The earliest sunset occurred weeks ago.

In the olden days, long before I was born, noon meant the time of day when the sun was highest in your town. That it no longer means that surprises people.

A day used to mean what a solar day still does--the time it takes the Earth to spin so that the sun appears to return back to a particular position.* A day now means 24 hours. Not the same thing.

No big deal if it's the 16th century, the daylight hours are brief, and you want to meet on the Town Green at noon. Clocks killed our connection to the sun.

If you do not grasp this, you do not "get" time--and most folks don't.

The sunsets have been later and later for two weeks now, and the dawn continues come later, as it will for another week. The state won't test that, though. Sad thing is, few folks notice. We are teaching young adults concepts before we teach them how to see.




*Since the Earth has the habit of orbiting the sun in an elliptical orbit, and moves faster through its orbit when closest to the sun (and right now we're almost as close as we're going to get for the year), winter solar days are longer than summer days.

4 comments:

Unknown said...

The theories on why it gets colder can get worse than "far away from the sun."

Joel saw the moon outside at three in the afternoon and said, "It's his fault. He just wants to make it cold and the sun is giving up, so she's leaving early each day."

All Joel knows is seasons (not even differences in days). He knows it's colder now and the days start and end earlier than summer. We don't have much of an autumn in Phoenix.

So, not a horrible allegory, but pretty lousy science.

doyle said...

Dear John,

Joel is actually practicing good science. He's made a couple of observations, and has posed a hypothesis. When he sees the moon out in the daylight of July, he'll need to revise his hypothesis.

We need our children to be observant before we can hope for them to grasp science. Science is ultimately about what we can observe.

(BTW, I have yet to answer your previous comment because it is entertaining and complex, but it reminded me why I need to keep reminding others to read your book.)

Kate said...

doyle,

I grew up on the great high plains of South Dakota, and when I was in school, science was the most excruciatingly boring class of the day, beginning in about 6th grade, and completely absent from the curriculum in grades 1-5.

Until I met Dr. Peterson. He taught physics, and suddenly science was all about what we see and the world around us. No textbook could contain him. We argued about how things would behave in a world without gravity; we tested theories about motion and acceleration. He made me think I wanted science in my life.

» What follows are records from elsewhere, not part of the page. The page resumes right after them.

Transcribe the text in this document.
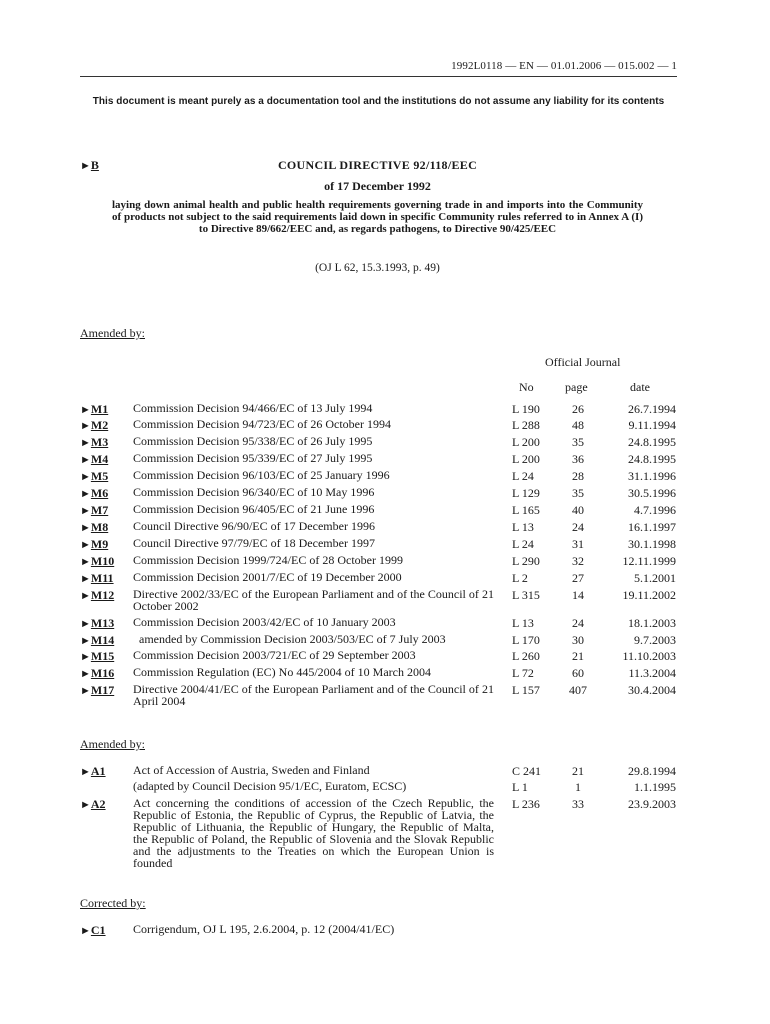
1992L0118 — EN — 01.01.2006 — 015.002 — 1
This document is meant purely as a documentation tool and the institutions do not assume any liability for its contents
►B	COUNCIL DIRECTIVE 92/118/EEC
of 17 December 1992
laying down animal health and public health requirements governing trade in and imports into the Community of products not subject to the said requirements laid down in specific Community rules referred to in Annex A (I) to Directive 89/662/EEC and, as regards pathogens, to Directive 90/425/EEC
(OJ L 62, 15.3.1993, p. 49)
Amended by:
Official Journal
No	page	date
►M1 Commission Decision 94/466/EC of 13 July 1994	L 190	26	26.7.1994
►M2 Commission Decision 94/723/EC of 26 October 1994	L 288	48	9.11.1994
►M3 Commission Decision 95/338/EC of 26 July 1995	L 200	35	24.8.1995
►M4 Commission Decision 95/339/EC of 27 July 1995	L 200	36	24.8.1995
►M5 Commission Decision 96/103/EC of 25 January 1996	L 24	28	31.1.1996
►M6 Commission Decision 96/340/EC of 10 May 1996	L 129	35	30.5.1996
►M7 Commission Decision 96/405/EC of 21 June 1996	L 165	40	4.7.1996
►M8 Council Directive 96/90/EC of 17 December 1996	L 13	24	16.1.1997
►M9 Council Directive 97/79/EC of 18 December 1997	L 24	31	30.1.1998
►M10 Commission Decision 1999/724/EC of 28 October 1999	L 290	32	12.11.1999
►M11 Commission Decision 2001/7/EC of 19 December 2000	L 2	27	5.1.2001
►M12 Directive 2002/33/EC of the European Parliament and of the Council of 21 October 2002
L 315	14	19.11.2002
►M13 Commission Decision 2003/42/EC of 10 January 2003	L 13	24	18.1.2003
►M14	amended by Commission Decision 2003/503/EC of 7 July 2003	L 170	30	9.7.2003
►M15 Commission Decision 2003/721/EC of 29 September 2003	L 260	21	11.10.2003
►M16 Commission Regulation (EC) No 445/2004 of 10 March 2004	L 72	60	11.3.2004
►M17 Directive 2004/41/EC of the European Parliament and of the Council of 21 April 2004
L 157	407	30.4.2004
Amended by:
►A1 Act of Accession of Austria, Sweden and Finland	C 241	21	29.8.1994
(adapted by Council Decision 95/1/EC, Euratom, ECSC)	L 1	1	1.1.1995
►A2 Act concerning the conditions of accession of the Czech Republic, the Republic of Estonia, the Republic of Cyprus, the Republic of Latvia, the Republic of Lithuania, the Republic of Hungary, the Republic of Malta, the Republic of Poland, the Republic of Slovenia and the Slovak Republic and the adjustments to the Treaties on which the European Union is founded
L 236	33	23.9.2003
Corrected by:
►C1 Corrigendum, OJ L 195, 2.6.2004, p. 12 (2004/41/EC)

Off to college and inorganic chemistry - and the most abusive TAs and the most ass-numbingly dull lectures. Humanities-R-Me.

Why couldn't I have had YOU as my chemistry and biology teacher?

Science for me now is biology and botany (my girls and my garden) with some chemistry (baking and compost) along for the ride. I understand earth and solar science by freeze and thaw, light and heat, with the occasional New Madrid fault earth shake and birthdays.

Wu-Men the great 12th century Buddhist monk wrote:
Ten thousand flowers in spring, the moon in autumn, a cool breeze in summer, snow in winter.
If your mind isn't clouded by unnecessary things, this is the best season of your life.


Happy Christmas. Happy Solstice.

doyle said...

Dear Kate,

Wonderfully warming words on a cold wintry evening.

Your girls are getting a real education in science now. Much of what passes for science education is really no different that learning a foreign language--you're exposed to strange-sounding words, trying to tie concepts to language, without really getting anything (though preparing for wonderful journeys to come).

The secret is this--science is not complicated nor is it dry.

But you know this already--even if a few knuckleheads tried to knock it out of you along the way.